Once you've done the initial audit and cleaned things up, be sure to check your digital folders often to ensure that they haven't multiplied again. Always be vigilant for duplicate files or items that can be eliminated. Conduct frequent malware scans on your computer to make sure it is not compromised. Finally, keep apps up to date to ensure that you have the version with the most recent updates, bug fixes, and security protections.

5 Tips for Implementing 5S

While 5S is not complex, some important best practices can improve your chances of long-term success.

  • Start with an easy work area and a committed team so that you can get an early win. This will help the idea of 5S spread and show the team what success looks like.
  • Identify some metrics to help prove the impact of 5S. Things like reduced process cycle time, increased productivity, fewer defects, reduced waste, and fewer safety incidents can all result from effective workplace organization.
  • Provide 5S training, especially for those who will lead and facilitate the implementation.
  • Use the 30 seconds test to validate success.

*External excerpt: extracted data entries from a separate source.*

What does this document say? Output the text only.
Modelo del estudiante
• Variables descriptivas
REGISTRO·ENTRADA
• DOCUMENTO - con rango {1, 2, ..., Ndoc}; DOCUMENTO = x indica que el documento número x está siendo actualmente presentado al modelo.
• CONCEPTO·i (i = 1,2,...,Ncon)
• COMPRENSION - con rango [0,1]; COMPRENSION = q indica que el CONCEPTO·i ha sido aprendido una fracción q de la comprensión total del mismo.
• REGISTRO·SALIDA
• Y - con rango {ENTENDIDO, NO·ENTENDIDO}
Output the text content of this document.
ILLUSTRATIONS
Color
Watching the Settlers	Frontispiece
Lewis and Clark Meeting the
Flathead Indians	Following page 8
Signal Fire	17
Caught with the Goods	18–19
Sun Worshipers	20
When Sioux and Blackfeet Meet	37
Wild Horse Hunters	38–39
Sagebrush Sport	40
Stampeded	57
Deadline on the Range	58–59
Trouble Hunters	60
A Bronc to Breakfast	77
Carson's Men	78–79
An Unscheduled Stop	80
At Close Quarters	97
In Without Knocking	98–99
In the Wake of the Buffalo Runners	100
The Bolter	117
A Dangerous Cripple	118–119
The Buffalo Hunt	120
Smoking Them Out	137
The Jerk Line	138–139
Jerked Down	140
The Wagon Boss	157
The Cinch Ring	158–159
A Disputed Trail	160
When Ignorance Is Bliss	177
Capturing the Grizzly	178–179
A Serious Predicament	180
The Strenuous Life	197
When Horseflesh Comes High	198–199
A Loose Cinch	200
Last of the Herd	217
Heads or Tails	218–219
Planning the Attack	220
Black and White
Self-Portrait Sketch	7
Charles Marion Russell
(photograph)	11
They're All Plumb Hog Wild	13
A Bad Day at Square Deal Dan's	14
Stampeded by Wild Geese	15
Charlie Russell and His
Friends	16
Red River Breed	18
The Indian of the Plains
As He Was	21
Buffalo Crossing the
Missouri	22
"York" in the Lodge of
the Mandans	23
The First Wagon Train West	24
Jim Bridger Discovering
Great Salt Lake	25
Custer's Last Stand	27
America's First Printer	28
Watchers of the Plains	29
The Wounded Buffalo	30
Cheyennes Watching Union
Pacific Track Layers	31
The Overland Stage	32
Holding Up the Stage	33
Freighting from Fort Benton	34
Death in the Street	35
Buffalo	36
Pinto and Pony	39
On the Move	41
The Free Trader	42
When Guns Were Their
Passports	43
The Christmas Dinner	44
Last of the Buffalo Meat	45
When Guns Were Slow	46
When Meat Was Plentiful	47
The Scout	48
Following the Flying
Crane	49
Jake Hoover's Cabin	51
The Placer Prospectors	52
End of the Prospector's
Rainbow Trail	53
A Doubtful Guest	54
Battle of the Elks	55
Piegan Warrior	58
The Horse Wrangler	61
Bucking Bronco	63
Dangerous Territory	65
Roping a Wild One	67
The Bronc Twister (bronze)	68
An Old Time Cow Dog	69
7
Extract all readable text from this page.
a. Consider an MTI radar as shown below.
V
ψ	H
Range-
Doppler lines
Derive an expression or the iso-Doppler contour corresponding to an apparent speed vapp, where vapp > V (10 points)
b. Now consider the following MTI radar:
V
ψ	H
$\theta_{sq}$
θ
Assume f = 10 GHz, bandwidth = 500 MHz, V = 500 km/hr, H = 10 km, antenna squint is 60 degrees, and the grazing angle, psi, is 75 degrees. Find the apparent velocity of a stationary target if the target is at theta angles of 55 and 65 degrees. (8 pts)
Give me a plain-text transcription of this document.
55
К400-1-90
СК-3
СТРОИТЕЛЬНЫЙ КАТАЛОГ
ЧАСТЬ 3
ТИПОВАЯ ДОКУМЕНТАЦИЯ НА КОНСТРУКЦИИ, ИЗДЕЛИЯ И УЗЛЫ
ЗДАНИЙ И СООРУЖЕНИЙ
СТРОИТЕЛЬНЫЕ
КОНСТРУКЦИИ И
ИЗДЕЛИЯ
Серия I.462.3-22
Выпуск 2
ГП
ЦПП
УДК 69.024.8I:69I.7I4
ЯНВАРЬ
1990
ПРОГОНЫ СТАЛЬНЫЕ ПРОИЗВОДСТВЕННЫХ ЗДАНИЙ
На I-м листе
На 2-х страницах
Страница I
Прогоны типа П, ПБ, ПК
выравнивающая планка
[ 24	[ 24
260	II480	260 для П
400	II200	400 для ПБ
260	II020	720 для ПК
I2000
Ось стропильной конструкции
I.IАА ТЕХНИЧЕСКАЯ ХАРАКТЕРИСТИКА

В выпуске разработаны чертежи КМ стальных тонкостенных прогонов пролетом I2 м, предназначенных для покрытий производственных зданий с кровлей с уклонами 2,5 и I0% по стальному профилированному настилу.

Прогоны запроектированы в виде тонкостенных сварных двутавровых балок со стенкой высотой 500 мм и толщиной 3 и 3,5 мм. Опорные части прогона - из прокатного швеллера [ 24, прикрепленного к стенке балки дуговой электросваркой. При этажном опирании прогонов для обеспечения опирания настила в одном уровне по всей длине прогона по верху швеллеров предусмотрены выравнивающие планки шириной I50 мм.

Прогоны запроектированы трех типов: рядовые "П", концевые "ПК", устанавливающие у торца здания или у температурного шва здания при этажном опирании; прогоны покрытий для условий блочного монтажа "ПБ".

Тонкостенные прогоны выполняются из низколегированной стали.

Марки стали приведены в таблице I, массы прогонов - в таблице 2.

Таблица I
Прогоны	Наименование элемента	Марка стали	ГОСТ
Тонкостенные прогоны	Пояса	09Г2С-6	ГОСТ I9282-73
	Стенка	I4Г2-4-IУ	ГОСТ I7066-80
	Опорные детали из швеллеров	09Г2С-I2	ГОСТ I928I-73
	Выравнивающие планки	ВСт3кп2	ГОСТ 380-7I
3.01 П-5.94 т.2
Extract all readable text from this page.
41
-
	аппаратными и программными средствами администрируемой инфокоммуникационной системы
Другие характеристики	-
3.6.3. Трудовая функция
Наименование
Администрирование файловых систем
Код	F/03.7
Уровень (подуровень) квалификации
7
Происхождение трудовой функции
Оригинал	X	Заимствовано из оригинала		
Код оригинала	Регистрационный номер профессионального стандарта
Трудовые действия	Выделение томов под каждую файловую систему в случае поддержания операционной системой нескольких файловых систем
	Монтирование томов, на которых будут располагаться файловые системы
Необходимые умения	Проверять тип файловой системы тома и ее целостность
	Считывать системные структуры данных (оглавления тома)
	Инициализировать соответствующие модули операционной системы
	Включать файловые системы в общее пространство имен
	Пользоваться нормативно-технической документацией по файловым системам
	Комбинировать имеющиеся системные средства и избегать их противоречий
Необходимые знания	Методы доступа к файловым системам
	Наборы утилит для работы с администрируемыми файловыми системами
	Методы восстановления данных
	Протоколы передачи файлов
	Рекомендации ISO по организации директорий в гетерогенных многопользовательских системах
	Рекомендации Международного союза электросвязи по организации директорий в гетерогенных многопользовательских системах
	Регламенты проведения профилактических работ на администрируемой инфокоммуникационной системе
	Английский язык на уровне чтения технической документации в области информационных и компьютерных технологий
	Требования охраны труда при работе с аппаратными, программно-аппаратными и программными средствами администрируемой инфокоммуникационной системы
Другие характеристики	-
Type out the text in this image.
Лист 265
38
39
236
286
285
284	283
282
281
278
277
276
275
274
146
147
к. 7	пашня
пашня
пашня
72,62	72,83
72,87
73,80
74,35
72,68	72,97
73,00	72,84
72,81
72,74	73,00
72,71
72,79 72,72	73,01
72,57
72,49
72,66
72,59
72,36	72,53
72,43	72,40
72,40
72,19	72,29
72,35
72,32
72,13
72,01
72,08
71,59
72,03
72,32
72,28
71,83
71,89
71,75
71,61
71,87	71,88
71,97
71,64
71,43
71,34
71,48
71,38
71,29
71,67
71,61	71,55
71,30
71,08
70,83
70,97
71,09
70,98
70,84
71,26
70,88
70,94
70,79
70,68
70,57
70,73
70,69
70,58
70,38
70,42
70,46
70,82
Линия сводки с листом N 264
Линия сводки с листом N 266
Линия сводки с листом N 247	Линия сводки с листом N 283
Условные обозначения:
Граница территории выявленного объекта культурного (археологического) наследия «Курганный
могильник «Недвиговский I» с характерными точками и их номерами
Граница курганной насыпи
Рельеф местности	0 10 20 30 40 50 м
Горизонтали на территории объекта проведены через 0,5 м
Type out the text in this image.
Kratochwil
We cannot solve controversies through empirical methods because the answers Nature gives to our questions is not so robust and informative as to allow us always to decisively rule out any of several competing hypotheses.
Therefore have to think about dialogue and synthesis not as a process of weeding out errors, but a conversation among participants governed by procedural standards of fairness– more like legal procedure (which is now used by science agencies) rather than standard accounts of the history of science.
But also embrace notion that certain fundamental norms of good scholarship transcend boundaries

Anyone should be able to find any tool, document, item, or team member in less than 30 seconds.
  • Encourage creativity and innovation. 5S should have an enormously positive ROI. Most changes won't cost anything at all.

5S can seem like a big ask system, one that may even seem too daunting to tackle. But once you go through the process, the result will be a clean, safe, efficient, and well-optimized space that will benefit everyone.